Juan Mata's Manchester United career ended where it should have started.
Mata, one of the finest no.10s of the Premier League era, lined up on the right hand side on his Reds debut against Cardiff under David Moyes in 2014 and stayed there for the next eight years. Back in the position he calls his own behind the centre-forward, Mata was simply magisterial against Brentford in a vintage performance for the ages.
A scorer in an FA Cup final and a major part of United's run to Europa League glory in 2017, Mata will always be fondly remembered at Old Trafford. His stunning double in the famous win at Anfield in 2015 - probably United's best ever performance at that ground - saw to that on a day remembered simply as 'Juanfield.'Denied legendary status in the Prem due to years of mismanagement and misspent quality during his time at the club, Mata glided around Old Trafford almost at will in the win over Brentford. Working hard, creating and, perhaps most importantly, caring to give United fans a final glimpse of what we should have seen far more of in seven-and-a-half years of wasted talent.
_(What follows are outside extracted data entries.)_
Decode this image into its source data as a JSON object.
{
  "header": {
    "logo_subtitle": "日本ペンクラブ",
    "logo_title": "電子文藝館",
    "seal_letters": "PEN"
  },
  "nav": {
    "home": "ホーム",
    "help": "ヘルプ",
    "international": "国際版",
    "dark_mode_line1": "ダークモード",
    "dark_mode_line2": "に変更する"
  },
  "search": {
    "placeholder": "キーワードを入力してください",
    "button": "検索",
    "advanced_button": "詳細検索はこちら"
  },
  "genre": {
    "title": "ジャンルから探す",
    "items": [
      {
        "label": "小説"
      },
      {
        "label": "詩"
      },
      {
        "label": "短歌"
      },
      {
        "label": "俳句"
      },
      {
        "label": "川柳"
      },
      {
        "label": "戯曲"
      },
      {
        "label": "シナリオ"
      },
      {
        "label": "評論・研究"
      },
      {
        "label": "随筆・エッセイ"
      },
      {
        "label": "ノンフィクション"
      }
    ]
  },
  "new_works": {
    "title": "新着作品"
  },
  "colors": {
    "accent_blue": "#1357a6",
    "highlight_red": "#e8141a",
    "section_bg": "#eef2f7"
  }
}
Mata arrived at United having won back-to-back player of the year awards with Chelsea as one of the Premier League's most pre-eminent creators. He contributed the same number of assists (32) in two-and-a-half seasons with the Stamford Bridge side as he has in the rest of his decade-long stint in England. But for the fine margins of the linesman's offside flag, he would have surpassed that tally on Monday.
It was Mata at his brilliant best. Having drifted over to the left from his floating no.10 role, he beautifully cushioned a volley to Bruno Fernandes on halfway, beat the offside trap to spin in behind, received the return ball before a perfectly weighted pass into Cristiano Ronaldo. Had CR7 held his run a fraction of a second longer, it would have been the perfect coup de grace.
In a way, it epitomised Mata's Reds career in microcosm. His brilliance and speed of thought wasted, not fully taken advantage of, squandered.
The signing of Mata is, in hindsight, the epitome of Manchester United post Sir Alex Ferguson. Having signed Marouane Fellaini six months before, David Moyes opted for the polar opposite - a player in the starkest of contrasts to the burly Belgian brute as is possible to be.
A diminutive graduate from Real Madrid's Academy in tandem with a man who was all elbows - neither of the two midfielders were quite like anything we had seen at United in previous 20 years. Both have since been deemed unsuitable to the hustle and bustle, the harum scarum pre-ordained "attack attack attack" mantra at United.